Department of General Surgery, Turkish Ministry of Health Izmir Bozyaka Research and Training Hospital, Izmir, Turkey.
Digestion. 2012;86(1):67-73. doi: 10.1159/000338298. Epub 2012 Jul 7.
The primary objective of this study was to clarify the influence of histotype on the outcome of D1/D2 gastrectomized patients with pathologically proven R0 resection. The secondary objective was to demonstrate overall survival (OS), disease-free survival (DFS), and locoregional recurrence rates following standard curative surgery.
All patients had either pure signet-ring cell carcinoma (SRCC)/poorly differentiated adenocarcinoma (PDC) or moderately differentiated adenocarcinoma (MDC) of the stomach, preoperative radiologic evidence of locoregional disease, and no history of neoadjuvant therapy. Standards of surgical treatment were essentially based on the guidelines of the Japanese Research Society for the Study of Gastric Cancer.
Between October 2003 and August 2010, seventy-eight patients were enrolled. Twenty-three patients underwent D1 dissection and 55 underwent D2 dissection. The OS and DFS rates were 33.2 ± 5.9 months versus 31.5 ± 4.3 months (p = 0.81) and 28.9 ± 5.6 months vs. 29.3 ± 4.4 months (p = 0.96) in the MDC and SRCC/PDC groups, respectively. Neither the extent of the operation (D1 vs. D2, p = 0.79) nor the histopathologic subtype of the primary tumor (MDC vs. SRCC/PDC, p = 0.91) influenced the OS and DFS. Multivariate logistic regression analysis disclosed pathologic stage (pTNM) as the only significant prognostic determinant of OS (p = 0.007) and DFS (p = 0.0003).
Properly performed D1 and D2 dissection in our series resulted in a notable (6.4%) locoregional failure rate. In spite of the satisfactory locoregional control achieved by D1 and D2, there was no improvement in the survival figures of stage IIIA-B and IV gastric cancer patients. The histopathologic subtype of the primary tumor disclosed merely a statistical trend on the outcome measures of gastric cancer after curative surgery.

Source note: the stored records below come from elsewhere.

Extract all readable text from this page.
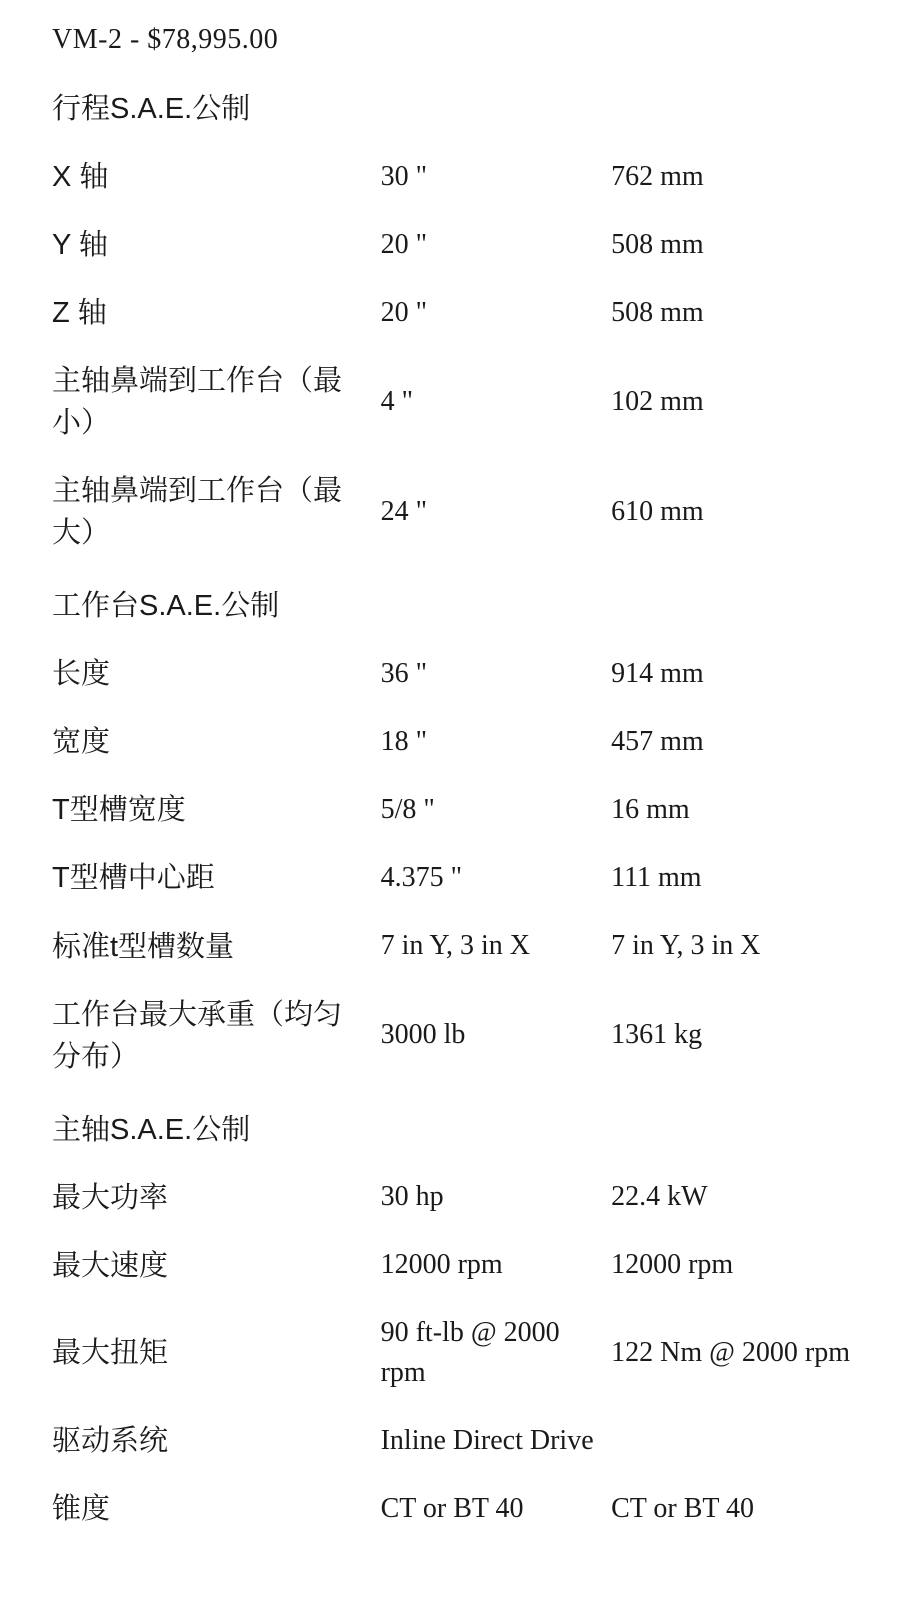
VM-2 - $78,995.00
行程S.A.E.公制		
X 轴	30 "	762 mm
Y 轴	20 "	508 mm
Z 轴	20 "	508 mm
主轴鼻端到工作台（最小）	4 "	102 mm
主轴鼻端到工作台（最大）	24 "	610 mm
工作台S.A.E.公制		
长度	36 "	914 mm
宽度	18 "	457 mm
T型槽宽度	5/8 "	16 mm
T型槽中心距	4.375 "	111 mm
标准t型槽数量	7 in Y, 3 in X	7 in Y, 3 in X
工作台最大承重（均匀分布）	3000 lb	1361 kg
主轴S.A.E.公制		
最大功率	30 hp	22.4 kW
最大速度	12000 rpm	12000 rpm
最大扭矩	90 ft-lb @ 2000 rpm	122 Nm @ 2000 rpm
驱动系统	Inline Direct Drive	
锥度	CT or BT 40	CT or BT 40
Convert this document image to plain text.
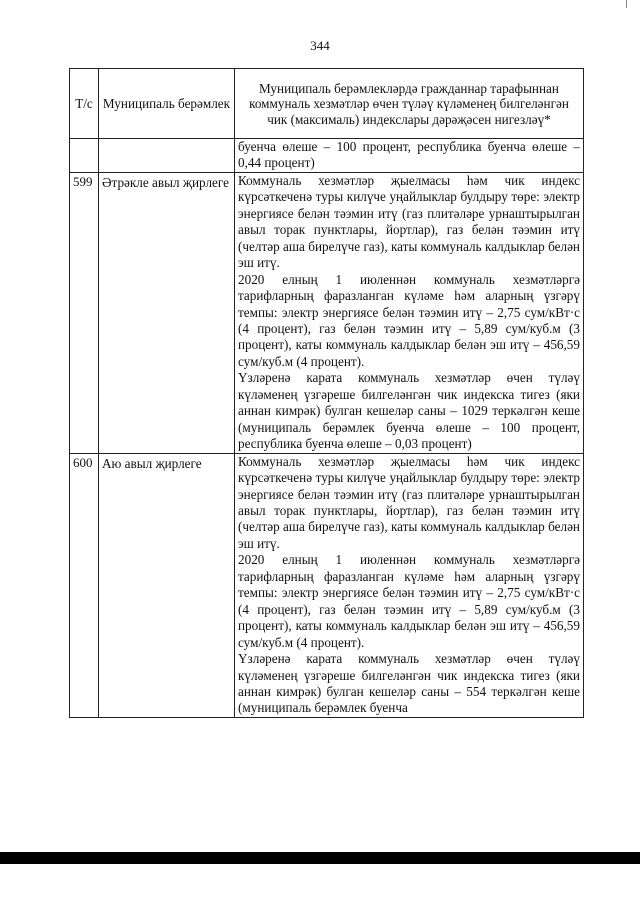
344
Т/с	Муниципаль берәмлек	Муниципаль берәмлекләрдә гражданнар тарафыннан коммуналь хезмәтләр өчен түләү күләменең билгеләнгән чик (максималь) индекслары дәрәҗәсен нигезләү*

		буенча өлеше – 100 процент, республика буенча өлеше – 0,44 процент)

599	Әтрәкле авыл җирлеге	Коммуналь хезмәтләр җыелмасы һәм чик индекс күрсәткеченә туры килүче уңайлыклар булдыру төре: электр энергиясе белән тәэмин итү (газ плитәләре урнаштырылган авыл торак пунктлары, йортлар), газ белән тәэмин итү (челтәр аша бирелүче газ), каты коммуналь калдыклар белән эш итү.

2020 елның 1 июленнән коммуналь хезмәтләргә тарифларның фаразланган күләме һәм аларның үзгәрү темпы: электр энергиясе белән тәэмин итү – 2,75 сум/кВт·с (4 процент), газ белән тәэмин итү – 5,89 сум/куб.м (3 процент), каты коммуналь калдыклар белән эш итү – 456,59 сум/куб.м (4 процент).

Үзләренә карата коммуналь хезмәтләр өчен түләү күләменең үзгәреше билгеләнгән чик индекска тигез (яки аннан кимрәк) булган кешеләр саны – 1029 теркәлгән кеше (муниципаль берәмлек буенча өлеше – 100 процент, республика буенча өлеше – 0,03 процент)

600	Аю авыл җирлеге	Коммуналь хезмәтләр җыелмасы һәм чик индекс күрсәткеченә туры килүче уңайлыклар булдыру төре: электр энергиясе белән тәэмин итү (газ плитәләре урнаштырылган авыл торак пунктлары, йортлар), газ белән тәэмин итү (челтәр аша бирелүче газ), каты коммуналь калдыклар белән эш итү.

2020 елның 1 июленнән коммуналь хезмәтләргә тарифларның фаразланган күләме һәм аларның үзгәрү темпы: электр энергиясе белән тәэмин итү – 2,75 сум/кВт·с (4 процент), газ белән тәэмин итү – 5,89 сум/куб.м (3 процент), каты коммуналь калдыклар белән эш итү – 456,59 сум/куб.м (4 процент).

Үзләренә карата коммуналь хезмәтләр өчен түләү күләменең үзгәреше билгеләнгән чик индекска тигез (яки аннан кимрәк) булган кешеләр саны – 554 теркәлгән кеше (муниципаль берәмлек буенча
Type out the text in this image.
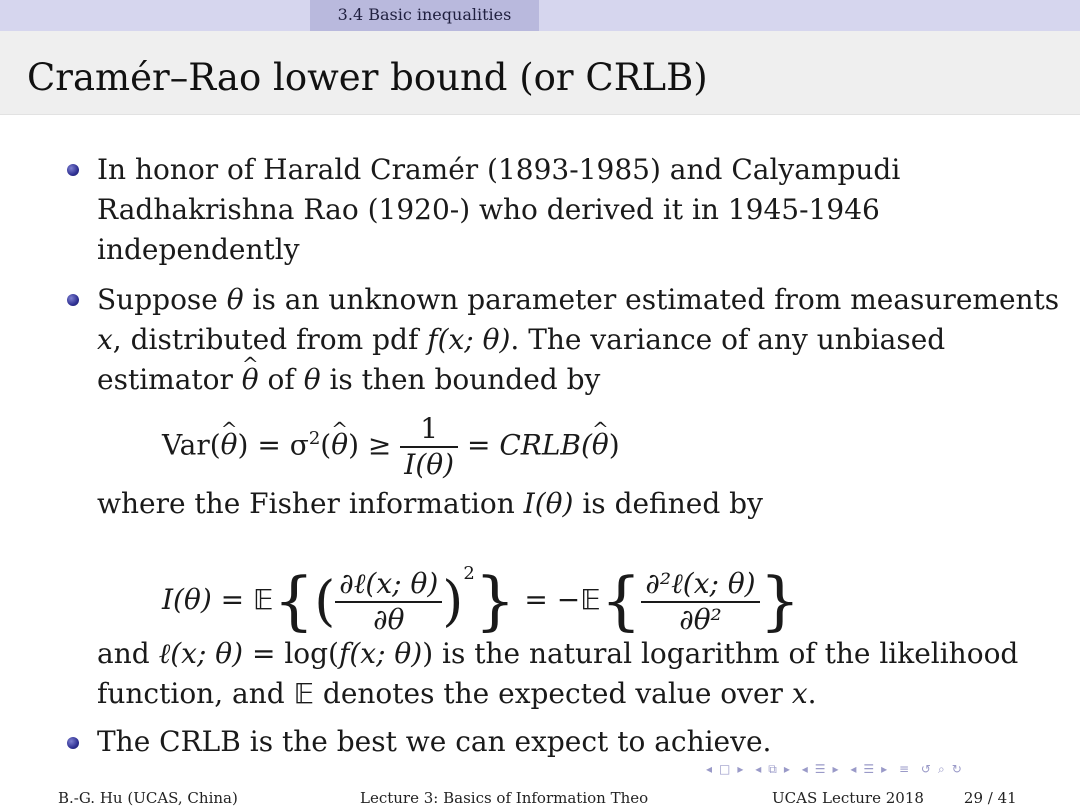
3.4 Basic inequalities
Cramér–Rao lower bound (or CRLB)
In honor of Harald Cramér (1893-1985) and Calyampudi
Radhakrishna Rao (1920-) who derived it in 1945-1946
independently
Suppose θ is an unknown parameter estimated from measurements
x, distributed from pdf f(x; θ). The variance of any unbiased
estimator ^ θ of θ is then bounded by
Var(^ $\theta) = \sigma^2(\^{}$ $\theta) \ge \frac{1}{I(\theta)}$ = CRLB(^ θ)
where the Fisher information I(θ) is defined by
I(θ) = 𝔼{( $\frac{\text{∂ℓ(x; θ)}}{\partial\theta} )^2$} = −𝔼{ $\frac{\text{∂²ℓ(x; θ)}}{\text{∂θ²}}$ }
and ℓ(x; θ) = log(f(x; θ)) is the natural logarithm of the likelihood
function, and 𝔼 denotes the expected value over x.
The CRLB is the best we can expect to achieve.
◂ □ ▸ ◂ ⧉ ▸ ◂ ☰ ▸ ◂ ☰ ▸ ≡ ↺ ⌕ ↻
B.-G. Hu (UCAS, China)	Lecture 3: Basics of Information Theo	UCAS Lecture 2018	29 / 41
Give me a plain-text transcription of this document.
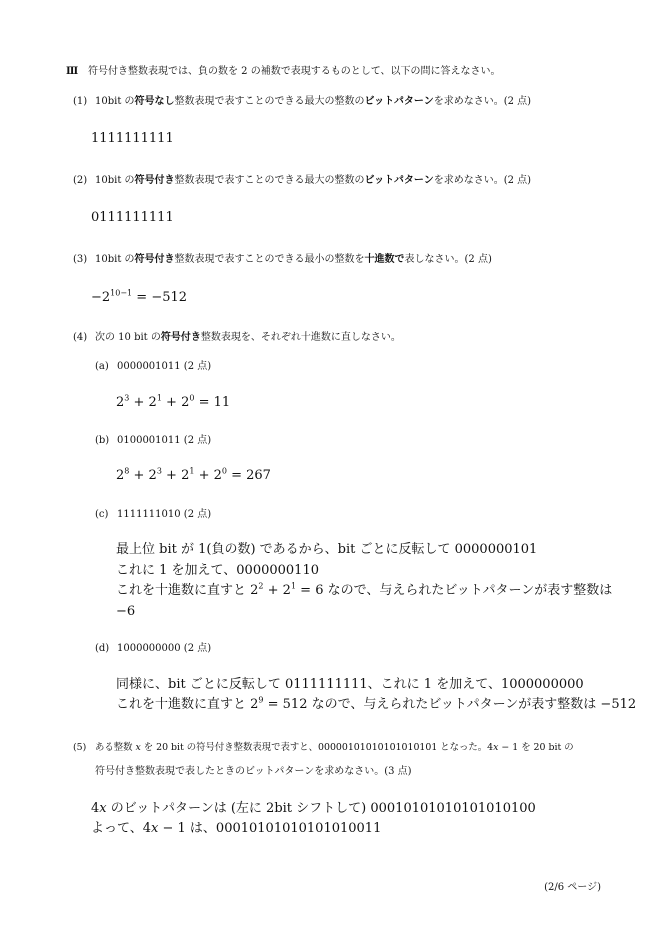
Ⅲ 符号付き整数表現では、負の数を 2 の補数で表現するものとして、以下の問に答えなさい。
(1) 10bit の符号なし整数表現で表すことのできる最大の整数のビットパターンを求めなさい。(2 点)
1111111111
(2) 10bit の符号付き整数表現で表すことのできる最大の整数のビットパターンを求めなさい。(2 点)
0111111111
(3) 10bit の符号付き整数表現で表すことのできる最小の整数を十進数で表しなさい。(2 点)
$-2^{10-1} = -512$
(4) 次の 10 bit の符号付き整数表現を、それぞれ十進数に直しなさい。
(a) 0000001011 (2 点)
$2^3 + 2^1 + 2^0 = 11$
(b) 0100001011 (2 点)
$2^8 + 2^3 + 2^1 + 2^0 = 267$
(c) 1111111010 (2 点)
最上位 bit が 1(負の数) であるから、bit ごとに反転して 0000000101
これに 1 を加えて、0000000110
これを十進数に直すと $2^2 + 2^1 = 6$ なので、与えられたビットパターンが表す整数は
−6
(d) 1000000000 (2 点)
同様に、bit ごとに反転して 0111111111、これに 1 を加えて、1000000000
これを十進数に直すと $2^9 = 512$ なので、与えられたビットパターンが表す整数は −512
(5) ある整数 x を 20 bit の符号付き整数表現で表すと、00000101010101010101 となった。4x − 1 を 20 bit の
符号付き整数表現で表したときのビットパターンを求めなさい。(3 点)
4x のビットパターンは (左に 2bit シフトして) 00010101010101010100
よって、4x − 1 は、00010101010101010011
(2/6 ページ)
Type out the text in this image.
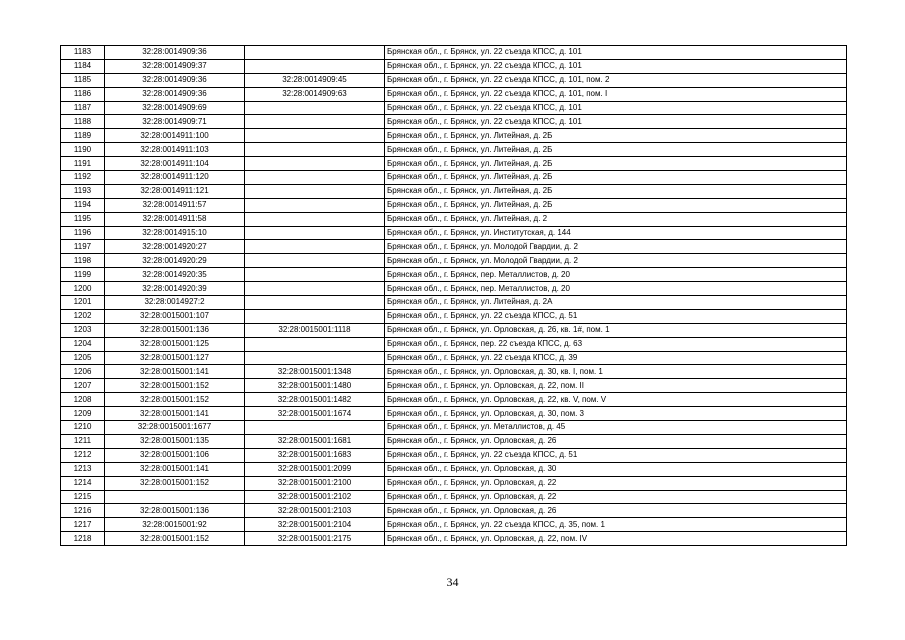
1183	32:28:0014909:36		Брянская обл., г. Брянск, ул. 22 съезда КПСС, д. 101
1184	32:28:0014909:37		Брянская обл., г. Брянск, ул. 22 съезда КПСС, д. 101
1185	32:28:0014909:36	32:28:0014909:45	Брянская обл., г. Брянск, ул. 22 съезда КПСС, д. 101, пом. 2
1186	32:28:0014909:36	32:28:0014909:63	Брянская обл., г. Брянск, ул. 22 съезда КПСС, д. 101, пом. I
1187	32:28:0014909:69		Брянская обл., г. Брянск, ул. 22 съезда КПСС, д. 101
1188	32:28:0014909:71		Брянская обл., г. Брянск, ул. 22 съезда КПСС, д. 101
1189	32:28:0014911:100		Брянская обл., г. Брянск, ул. Литейная, д. 2Б
1190	32:28:0014911:103		Брянская обл., г. Брянск, ул. Литейная, д. 2Б
1191	32:28:0014911:104		Брянская обл., г. Брянск, ул. Литейная, д. 2Б
1192	32:28:0014911:120		Брянская обл., г. Брянск, ул. Литейная, д. 2Б
1193	32:28:0014911:121		Брянская обл., г. Брянск, ул. Литейная, д. 2Б
1194	32:28:0014911:57		Брянская обл., г. Брянск, ул. Литейная, д. 2Б
1195	32:28:0014911:58		Брянская обл., г. Брянск, ул. Литейная, д. 2
1196	32:28:0014915:10		Брянская обл., г. Брянск, ул. Институтская, д. 144
1197	32:28:0014920:27		Брянская обл., г. Брянск, ул. Молодой Гвардии, д. 2
1198	32:28:0014920:29		Брянская обл., г. Брянск, ул. Молодой Гвардии, д. 2
1199	32:28:0014920:35		Брянская обл., г. Брянск, пер. Металлистов, д. 20
1200	32:28:0014920:39		Брянская обл., г. Брянск, пер. Металлистов, д. 20
1201	32:28:0014927:2		Брянская обл., г. Брянск, ул. Литейная, д. 2А
1202	32:28:0015001:107		Брянская обл., г. Брянск, ул. 22 съезда КПСС, д. 51
1203	32:28:0015001:136	32:28:0015001:1118	Брянская обл., г. Брянск, ул. Орловская, д. 26, кв. 1#, пом. 1
1204	32:28:0015001:125		Брянская обл., г. Брянск, пер. 22 съезда КПСС, д. 63
1205	32:28:0015001:127		Брянская обл., г. Брянск, ул. 22 съезда КПСС, д. 39
1206	32:28:0015001:141	32:28:0015001:1348	Брянская обл., г. Брянск, ул. Орловская, д. 30, кв. I, пом. 1
1207	32:28:0015001:152	32:28:0015001:1480	Брянская обл., г. Брянск, ул. Орловская, д. 22, пом. II
1208	32:28:0015001:152	32:28:0015001:1482	Брянская обл., г. Брянск, ул. Орловская, д. 22, кв. V, пом. V
1209	32:28:0015001:141	32:28:0015001:1674	Брянская обл., г. Брянск, ул. Орловская, д. 30, пом. 3
1210	32:28:0015001:1677		Брянская обл., г. Брянск, ул. Металлистов, д. 45
1211	32:28:0015001:135	32:28:0015001:1681	Брянская обл., г. Брянск, ул. Орловская, д. 26
1212	32:28:0015001:106	32:28:0015001:1683	Брянская обл., г. Брянск, ул. 22 съезда КПСС, д. 51
1213	32:28:0015001:141	32:28:0015001:2099	Брянская обл., г. Брянск, ул. Орловская, д. 30
1214	32:28:0015001:152	32:28:0015001:2100	Брянская обл., г. Брянск, ул. Орловская, д. 22
1215		32:28:0015001:2102	Брянская обл., г. Брянск, ул. Орловская, д. 22
1216	32:28:0015001:136	32:28:0015001:2103	Брянская обл., г. Брянск, ул. Орловская, д. 26
1217	32:28:0015001:92	32:28:0015001:2104	Брянская обл., г. Брянск, ул. 22 съезда КПСС, д. 35, пом. 1
1218	32:28:0015001:152	32:28:0015001:2175	Брянская обл., г. Брянск, ул. Орловская, д. 22, пом. IV
34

本研究的主要目的是阐明组织学类型对病理证实 R0 切除的 D1/D2 胃切除术患者结局的影响。次要目的是展示标准根治性手术后的总生存率(OS)、无病生存率(DFS)和局部区域复发率。
所有患者均患有胃单纯印戒细胞癌(SRCC)/低分化腺癌(PDC)或中分化腺癌(MDC),术前影像学检查显示局部区域疾病,且无新辅助治疗史。手术治疗标准主要基于日本胃癌研究学会的指南。
2003 年 10 月至 2010 年 8 月期间,共纳入 78 例患者。23 例患者行 D1 清扫术,55 例行 D2 清扫术。在 MDC 和 SRCC/PDC 组中,OS 和 DFS 率分别为 33.2±5.9 个月和 31.5±4.3 个月(p=0.81)和 28.9±5.6 个月和 29.3±4.4 个月(p=0.96)。手术范围(D1 与 D2,p=0.79)和原发肿瘤的组织病理学类型(MDC 与 SRCC/PDC,p=0.91)均不影响 OS 和 DFS。多变量逻辑回归分析显示病理分期(pTNM)是 OS(p=0.007)和 DFS(p=0.0003)的唯一显著预后决定因素。
在本研究系列中,正确进行的 D1 和 D2 清扫术导致显著的(6.4%)局部区域复发率。尽管 D1 和 D2 实现了令人满意的局部区域控制,但 IIIA-B 和 IV 期胃癌患者的生存数据并未得到改善。原发肿瘤的组织病理学类型仅在根治性手术后的胃癌结局测量上显示出统计学趋势。